Der Papst ist alt und steht kaum noch, weil er ein schweres Hüftleiden hat und er trotzdem immer nur mit einem Stab auftreten darf - zwei Stützen sind ihm aus liturgischen Gründen untersagt. Es muss also heißen: Man sollte sich seine Freunde immer sehr genau aussuchen, sonst sitzt man ziemlich alleine da. Außerdem, das muss man dem Mann lassen, zieht er nur eisern seine Linie durch, wankt nicht. So bleibt alles, wie es schon immer war. Das ist konservativ in Reinform und sollte Friedrich Merz und seiner christlich angehauchten Partei zu denken geben: Vom Papst lernen heißt verlieren lernen. So verliert man Anhänger. Die sinkende Zahl der Mitglieder in der katholischen Kirche sprechen Bibeln.
Mit autoritärer Erziehung zum Erfolg
Da hilft auch kein Kniefall in Warschau mit anschließendem Bratwurstverzehr auf einem Weihnachtsmarkt. "Auch hier in Polen sind schon alle in Weihnachtsstimmung. Gibt viele bunte Weihnachtsbäume und vor allem sehr viele Lichter", erklärte Fürst Markus der Opportune, ein verkappter Hinweis, dass das katholische Polen genug und offenbar bezahlbaren Strom hat. Während wir Deutschen darben, Strom sparen müssen und über den Namen von Kakao-Getränken "mit Schuss" diskutieren. "Lumumba" geht nicht, weil das an den kongolesischen Freiheitskämpfer Patrice Lumumba erinnert. Verhöhnung! Ein Getränk "mit Schuss" darf nicht den Namen eines Mannes tragen, der - das weiß ungeachtet aller schlechten Pisa-Ergebnisse und Allgemeinbildungslücken doch nun jeder - 1961 erschossen worden ist.

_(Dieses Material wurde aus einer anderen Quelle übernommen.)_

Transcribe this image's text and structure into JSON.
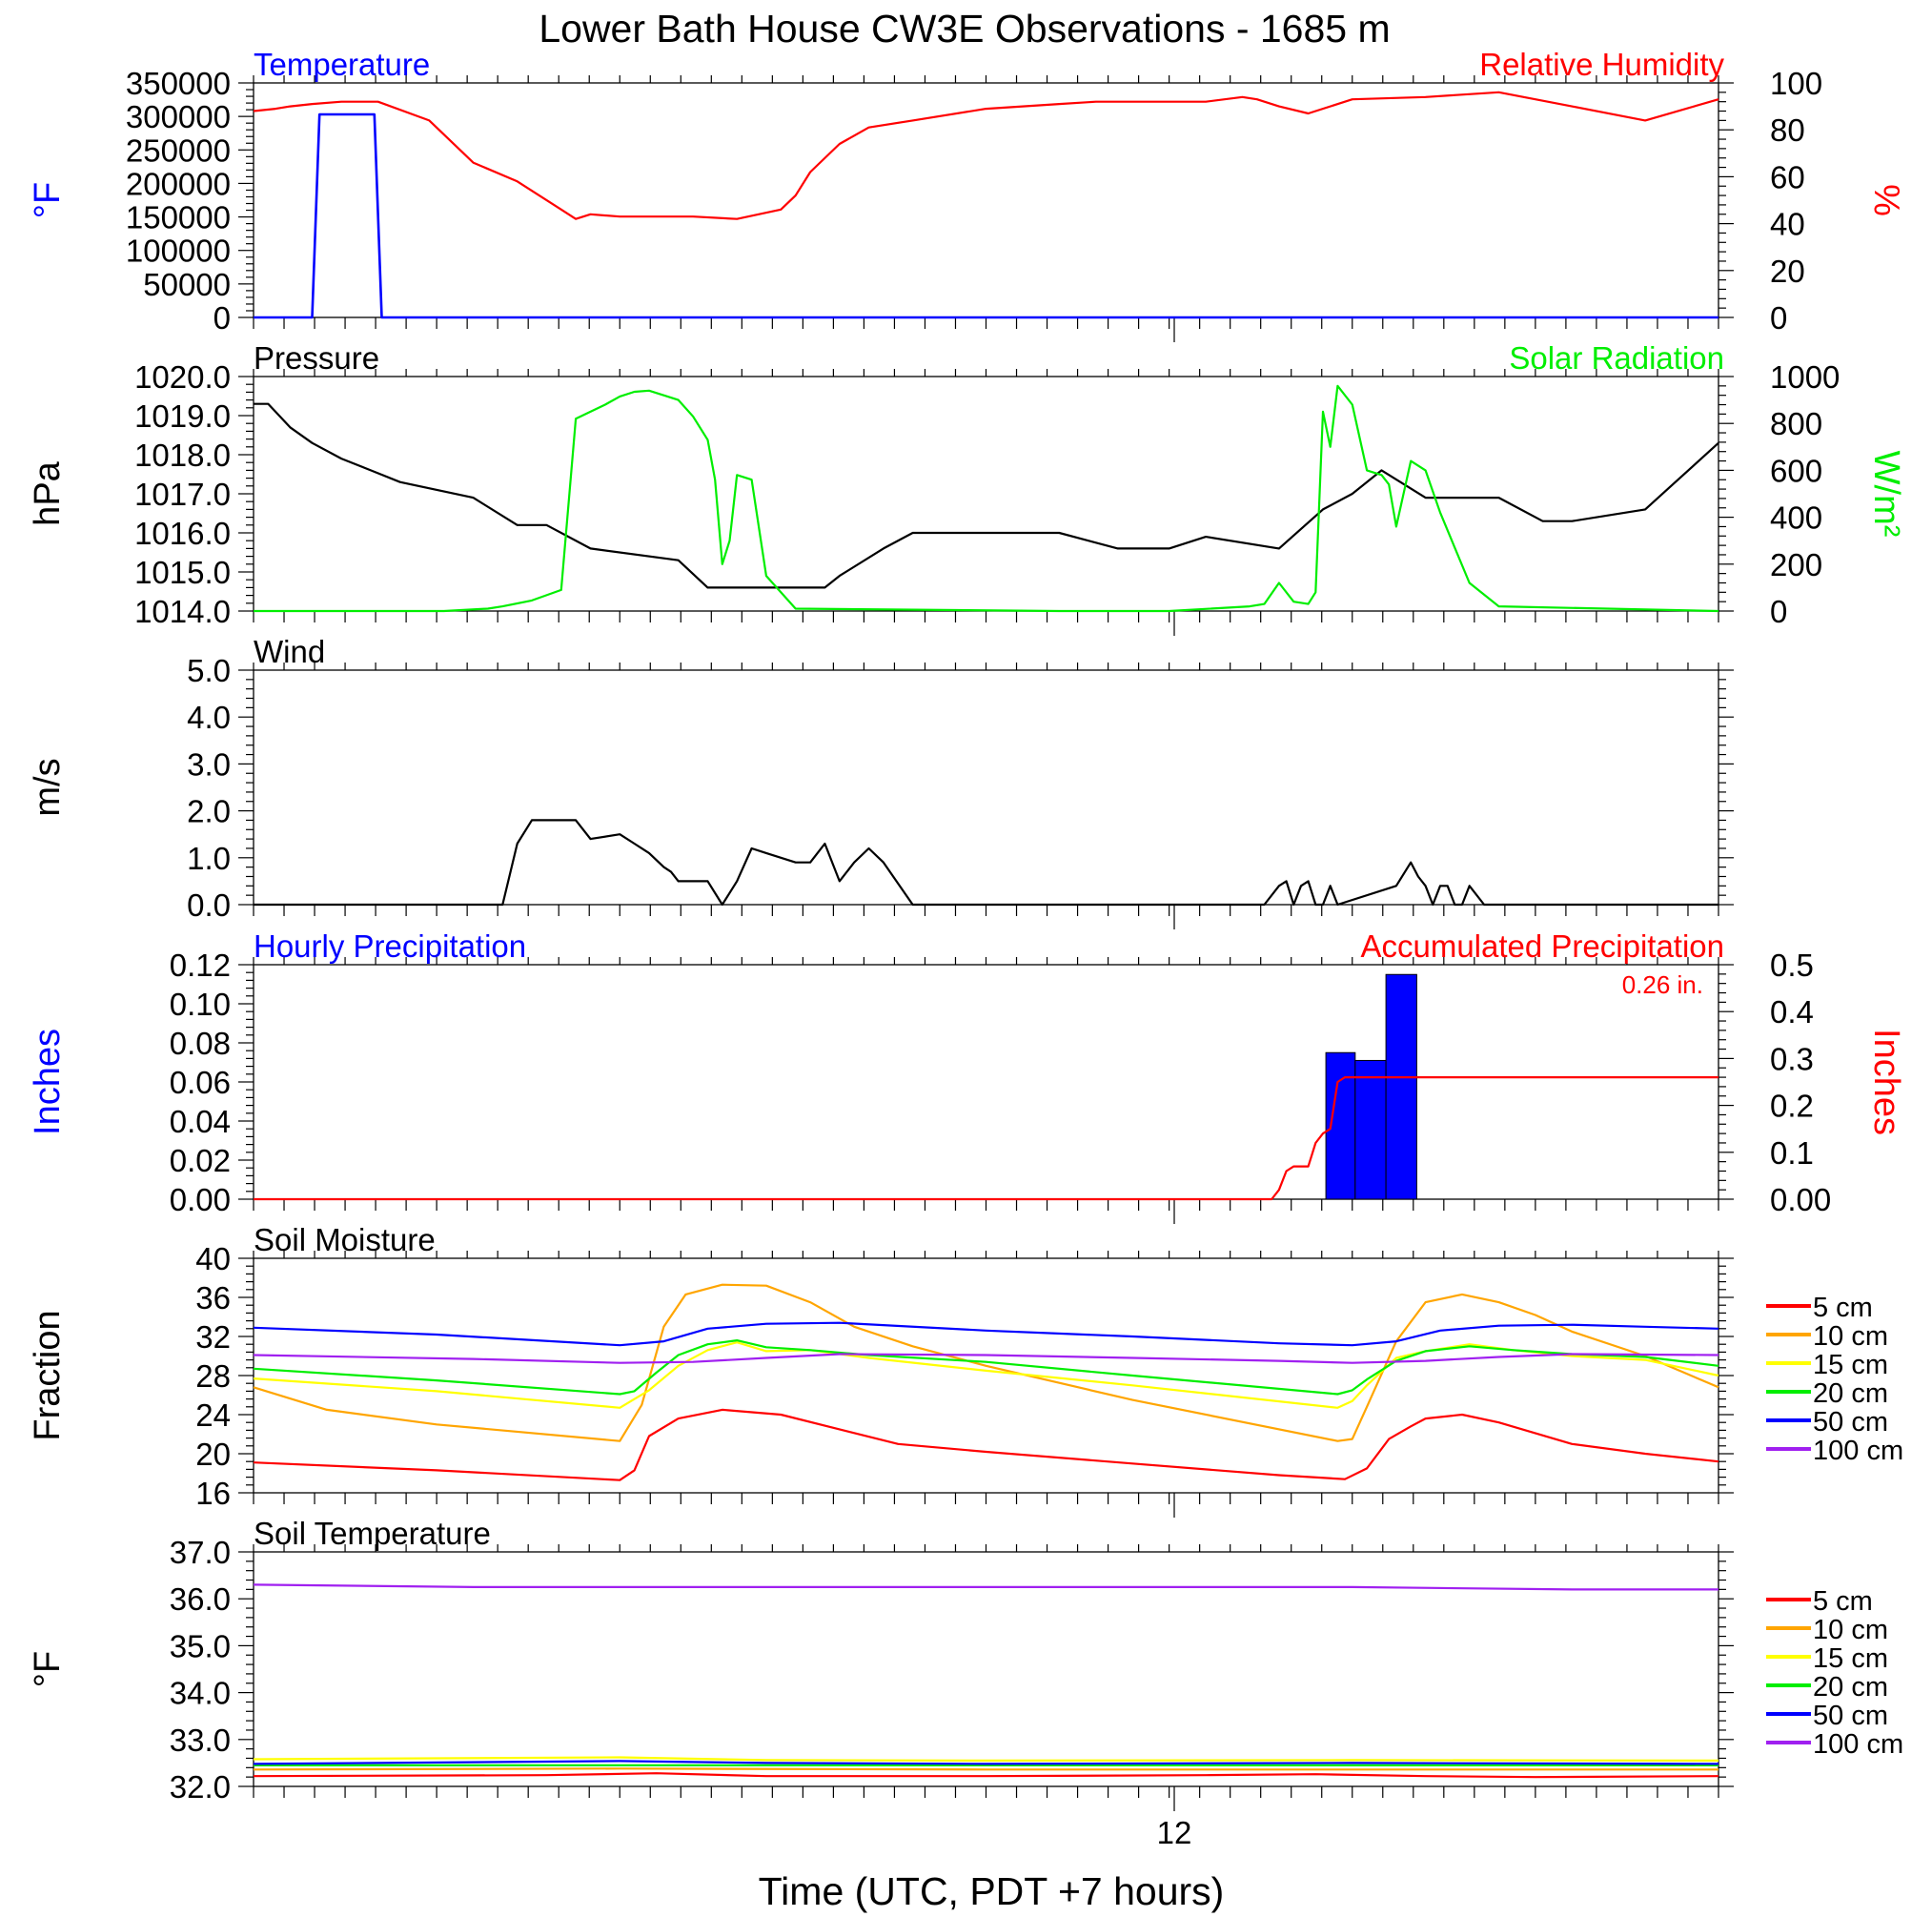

Daher: Lasset uns das Gesöff doch "Heiße Schokolade mit Rum", "Kakao mit Schuss", "Labamba", "Schnubbibubbi" oder "Gagaschnagga" nennen. Wichtig ist, dass irgendetwas passiert, wir uns Gedanken machen, wie Deindustrialisierung, wirtschaftlicher Niedergang, kulturelle Aneignung und Rassismus bekämpft werden können. Lasset uns auch nach dem Ende der Ampelkoalition weiterhin fest an das Gute und den Fortschritt glauben. Glauben ist - wie schon erwähnt - wichtig.
Ich glaube fest an das Gute im Weihnachtsmann. Er ist ein exzellentes Beispiel dafür, dass autoritäre Erziehung Sinn macht, dass man dank Drohungen eine Instanz sein kann. Der Weihnachtsmann muss nicht wie die Mütter im Prenzlauer Berg sagen: Bitte, Emilia, sag nicht mehr Eskimo-Eis. Bitte, Torben-Hendrik, sag nicht mehr Mohrenkopf. Der Weihnachtsmann muss nur kurz seine Rute zeigen und schon machen all die Emilias und Torben-Hendriks, was er möchte. Und dann wird alles gut. In diesem Sinne: Frohe Weihnachten, verehrte Leserinnen und Leser der Schmoll-Ecke!